Click on List View or it's gonna be hard to find the one you are looking for.
Let me know how it works for you, what packages would you like to see in future releases, what models should I consider (please no 4 MB models, I can't do anything with those, already tried). Will try to check comments everyday.
Cheers.

1 Like

Why remove IPV6? Seems a bit like cargo-culting to me.

IPV6 is the future of the internet, full stop - denying its existence and trying to hobble along with IPV4 and associated band-aid solutions is no longer an option.

Also, in the politest possible way, don't defer to GRC on anything, there's plenty out there on Gibson and ShieldsUp! in particular.

1 Like

Because removing IPv6 gives you more space to put other things to. Of course, only if you do not need IPv6. Removing it is a valid way for 4MB devices to free some valuable space.

1 Like

Is there alternative/economical way to run luci/web ui without uhttpd?

What's so insecure about the dnsmasq so that you dropped it?

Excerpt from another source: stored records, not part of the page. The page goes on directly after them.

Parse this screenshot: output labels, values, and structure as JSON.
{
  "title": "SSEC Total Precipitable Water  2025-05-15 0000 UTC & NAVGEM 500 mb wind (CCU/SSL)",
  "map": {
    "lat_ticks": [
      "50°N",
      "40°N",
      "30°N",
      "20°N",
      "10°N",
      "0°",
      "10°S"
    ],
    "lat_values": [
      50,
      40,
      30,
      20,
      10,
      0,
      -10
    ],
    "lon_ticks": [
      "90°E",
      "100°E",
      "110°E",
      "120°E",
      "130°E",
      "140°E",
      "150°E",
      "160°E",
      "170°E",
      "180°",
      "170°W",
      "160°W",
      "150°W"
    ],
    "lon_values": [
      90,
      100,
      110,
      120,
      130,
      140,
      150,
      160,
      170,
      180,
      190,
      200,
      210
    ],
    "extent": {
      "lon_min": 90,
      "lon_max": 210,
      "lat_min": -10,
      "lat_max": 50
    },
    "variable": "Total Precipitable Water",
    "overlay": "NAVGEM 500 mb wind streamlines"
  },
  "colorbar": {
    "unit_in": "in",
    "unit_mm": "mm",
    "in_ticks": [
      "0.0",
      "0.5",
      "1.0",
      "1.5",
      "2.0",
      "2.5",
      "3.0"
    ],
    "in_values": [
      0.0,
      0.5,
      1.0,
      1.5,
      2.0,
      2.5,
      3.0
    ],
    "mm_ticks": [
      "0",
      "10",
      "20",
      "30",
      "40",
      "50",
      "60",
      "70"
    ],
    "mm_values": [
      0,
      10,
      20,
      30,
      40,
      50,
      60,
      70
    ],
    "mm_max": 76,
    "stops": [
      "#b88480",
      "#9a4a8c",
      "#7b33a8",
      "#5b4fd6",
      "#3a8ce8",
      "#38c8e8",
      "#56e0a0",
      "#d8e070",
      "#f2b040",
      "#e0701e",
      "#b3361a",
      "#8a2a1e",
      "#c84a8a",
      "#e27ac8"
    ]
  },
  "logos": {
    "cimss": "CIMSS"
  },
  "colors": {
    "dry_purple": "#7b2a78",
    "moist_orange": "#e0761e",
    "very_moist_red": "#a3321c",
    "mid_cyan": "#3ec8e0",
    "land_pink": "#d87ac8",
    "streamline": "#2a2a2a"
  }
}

It's useful from a privacy angle. IIRC, a dns leak test like https://www.dnsleaktest.com/ will show dnsmasq's upstream dns servers as the dns server. On the other hand, for unbound, it shows the dns server as the public IP which the pc and unbound are at.

1 Like

Is there a reason dnsmasq is the default over unbound in LEDE? AFAIK, dnsmasq also does DHCP, but that can also be done by odhcpd, right?

What about adding luci-app-bcp38? and builds for wrt1200 wrt1900 and wrt3200acm

The reason is if it aint broke, don't fix, it due to:

  1. dnsmasq was there almost a decade before unbound, so it is the default
  2. dnsmasq is a dns forwarder, whereas unbound is a resolver, which is more than a dns forwarder, and kinda does what the ISP dns server already does for you.

But for security, privacy and anti-censoring purposes a DNS resolver is the preferred solution, right?